Un huit-clos composé de plans séquences magnifiques (tournées en petite caméra Stab-one) qui donnent force et réalisme à la prestation des deux acteurs. Bérénice Béjo et Cédric Kahn offrent une prestation d'une justesse surprenante. L'écriture et la mise en scène y sont remarquables. Belle surprise.
Acteurs sublimes de justesse. J ai aimé la réalité de la dureté de ses moménts tellement bien joué. Cependant j ai moins apprécié le sujet traité de façon assez platonique.
Ce film est un bijou il nous transporte au sein de cette famille en plein conflit avec tant de réalité de vérité d émotion de non dits. Les parents jouent remarquablement bien.

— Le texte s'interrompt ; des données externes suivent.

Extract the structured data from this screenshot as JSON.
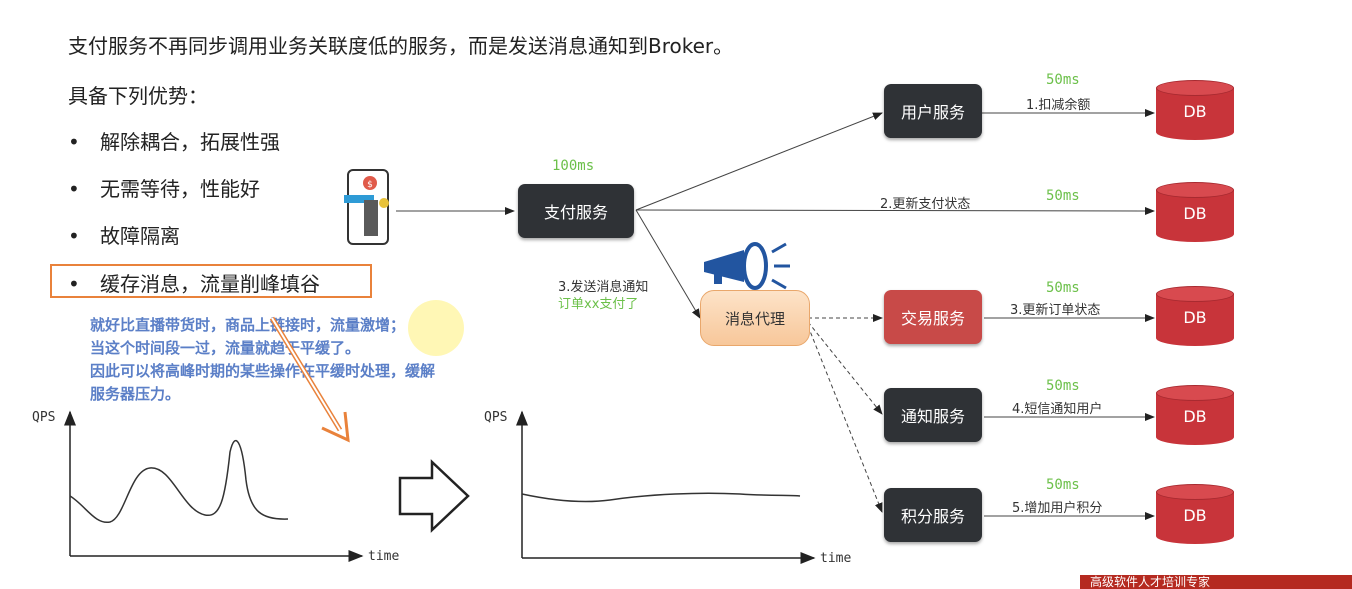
{
  "heading": "支付服务不再同步调用业务关联度低的服务，而是发送消息通知到Broker。",
  "subheading": "具备下列优势：",
  "bullets": [
    "解除耦合，拓展性强",
    "无需等待，性能好",
    "故障隔离",
    "缓存消息，流量削峰填谷"
  ],
  "bullet_symbol": "•",
  "note_lines": [
    "就好比直播带货时，商品上链接时，流量激增；",
    "当这个时间段一过，流量就趋于平缓了。",
    "因此可以将高峰时期的某些操作在平缓时处理，缓解",
    "服务器压力。"
  ],
  "chart_left": {
    "y_axis": "QPS",
    "x_axis": "time"
  },
  "chart_right": {
    "y_axis": "QPS",
    "x_axis": "time"
  },
  "payment_service": {
    "label": "支付服务",
    "latency": "100ms"
  },
  "broker": {
    "label": "消息代理"
  },
  "broker_edge": {
    "line1": "3.发送消息通知",
    "line2": "订单xx支付了"
  },
  "services": [
    {
      "name": "用户服务",
      "latency": "50ms",
      "action": "1.扣减余额",
      "db": "DB",
      "style": "dark"
    },
    {
      "name": "",
      "latency": "50ms",
      "action": "2.更新支付状态",
      "db": "DB",
      "style": "none"
    },
    {
      "name": "交易服务",
      "latency": "50ms",
      "action": "3.更新订单状态",
      "db": "DB",
      "style": "red"
    },
    {
      "name": "通知服务",
      "latency": "50ms",
      "action": "4.短信通知用户",
      "db": "DB",
      "style": "dark"
    },
    {
      "name": "积分服务",
      "latency": "50ms",
      "action": "5.增加用户积分",
      "db": "DB",
      "style": "dark"
    }
  ],
  "footer": "高级软件人才培训专家",
  "colors": {
    "accent_orange": "#e9823b",
    "note_blue": "#5b7fc7",
    "latency_green": "#6cc04a",
    "db_red": "#c8343a",
    "service_dark": "#2f3236",
    "service_red": "#c84a48"
  },
  "icons": [
    "phone-payment-icon",
    "megaphone-icon",
    "database-icon",
    "hollow-right-arrow-icon"
  ]
}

Dans ce genre d'affrontement entre deux ex, le spectateur est souvent peu ou prou amené à prendre parti pour l'un ou pour l'autre. Mais ici, faute de savoir réellement ce qui s'est passé jour après jour entre les deux protagonistes pour qu'ils en arrivent là, on est tenté de les renvoyer dos à dos. Et de se contenter de suivre assez passivement leurs désaccords, coups de gueule et points sur les i réciproques. Le spectateur ne manquera par contre pas d'empathie envers les deux enfants, dont l'amour est encore intact envers chacun de leur parents (encore trop jeunes pour prendre parti). C'est une vraie souffrance. C'est un vrai drame. C'est la vraie vie. Mais tout cela est tellement banalisé autour de soi qu'on peine à avoir des émotions.

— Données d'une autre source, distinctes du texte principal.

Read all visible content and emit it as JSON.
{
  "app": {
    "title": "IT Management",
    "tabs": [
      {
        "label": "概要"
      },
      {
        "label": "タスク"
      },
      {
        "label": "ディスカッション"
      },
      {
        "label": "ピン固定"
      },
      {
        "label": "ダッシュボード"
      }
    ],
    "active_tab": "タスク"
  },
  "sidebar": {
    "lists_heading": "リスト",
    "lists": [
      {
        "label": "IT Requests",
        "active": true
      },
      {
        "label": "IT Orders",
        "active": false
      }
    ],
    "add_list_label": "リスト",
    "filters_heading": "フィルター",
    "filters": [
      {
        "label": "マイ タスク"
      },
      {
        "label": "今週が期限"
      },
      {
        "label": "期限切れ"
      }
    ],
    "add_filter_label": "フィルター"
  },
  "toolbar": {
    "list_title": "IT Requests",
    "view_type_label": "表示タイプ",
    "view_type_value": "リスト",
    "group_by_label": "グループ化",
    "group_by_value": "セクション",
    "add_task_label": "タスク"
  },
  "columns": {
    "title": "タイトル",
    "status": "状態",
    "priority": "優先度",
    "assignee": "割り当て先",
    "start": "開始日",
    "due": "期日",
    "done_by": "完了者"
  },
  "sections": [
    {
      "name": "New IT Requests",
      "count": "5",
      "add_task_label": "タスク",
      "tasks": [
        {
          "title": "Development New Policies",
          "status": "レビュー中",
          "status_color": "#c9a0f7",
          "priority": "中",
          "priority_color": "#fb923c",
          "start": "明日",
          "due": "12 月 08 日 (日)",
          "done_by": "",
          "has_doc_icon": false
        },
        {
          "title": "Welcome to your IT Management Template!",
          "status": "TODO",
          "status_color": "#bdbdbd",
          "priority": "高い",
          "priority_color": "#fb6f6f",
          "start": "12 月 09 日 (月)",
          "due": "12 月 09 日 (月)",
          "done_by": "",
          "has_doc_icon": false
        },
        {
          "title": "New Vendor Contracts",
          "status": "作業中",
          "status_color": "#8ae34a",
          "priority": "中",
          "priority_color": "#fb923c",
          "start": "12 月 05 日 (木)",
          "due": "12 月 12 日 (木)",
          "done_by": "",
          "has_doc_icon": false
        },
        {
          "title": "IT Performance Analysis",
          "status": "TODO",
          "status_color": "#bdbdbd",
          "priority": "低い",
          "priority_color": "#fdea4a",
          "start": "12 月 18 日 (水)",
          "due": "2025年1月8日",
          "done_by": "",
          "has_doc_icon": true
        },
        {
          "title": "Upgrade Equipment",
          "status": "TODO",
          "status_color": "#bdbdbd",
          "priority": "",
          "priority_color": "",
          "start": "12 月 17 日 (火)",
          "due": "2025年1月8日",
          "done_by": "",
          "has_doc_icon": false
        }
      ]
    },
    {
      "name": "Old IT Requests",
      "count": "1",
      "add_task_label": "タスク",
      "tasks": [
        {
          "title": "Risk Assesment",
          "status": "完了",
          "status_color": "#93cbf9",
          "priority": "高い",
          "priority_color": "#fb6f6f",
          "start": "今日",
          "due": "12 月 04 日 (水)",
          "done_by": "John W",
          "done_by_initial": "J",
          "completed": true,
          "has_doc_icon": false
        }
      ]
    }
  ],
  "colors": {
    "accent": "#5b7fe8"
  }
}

Quel casting, quel jeu d'acteur! L'économie du couple fait entrer le spectateur dans l'intimité d'une famille en plein déchirement. Bérénice Bejo nous tire les larmes en un regard tandis que Cédric Kahn nous tire nos tripes en un soupir. Joachim Lafosse maîtrise le moindre détail, même celui qui semble insignifiant mais qui devient indispensable dans un tout. Les effets de flou, les zooms, les bruits parasites, tout est une invitation au voyage chez ce couple en perdition.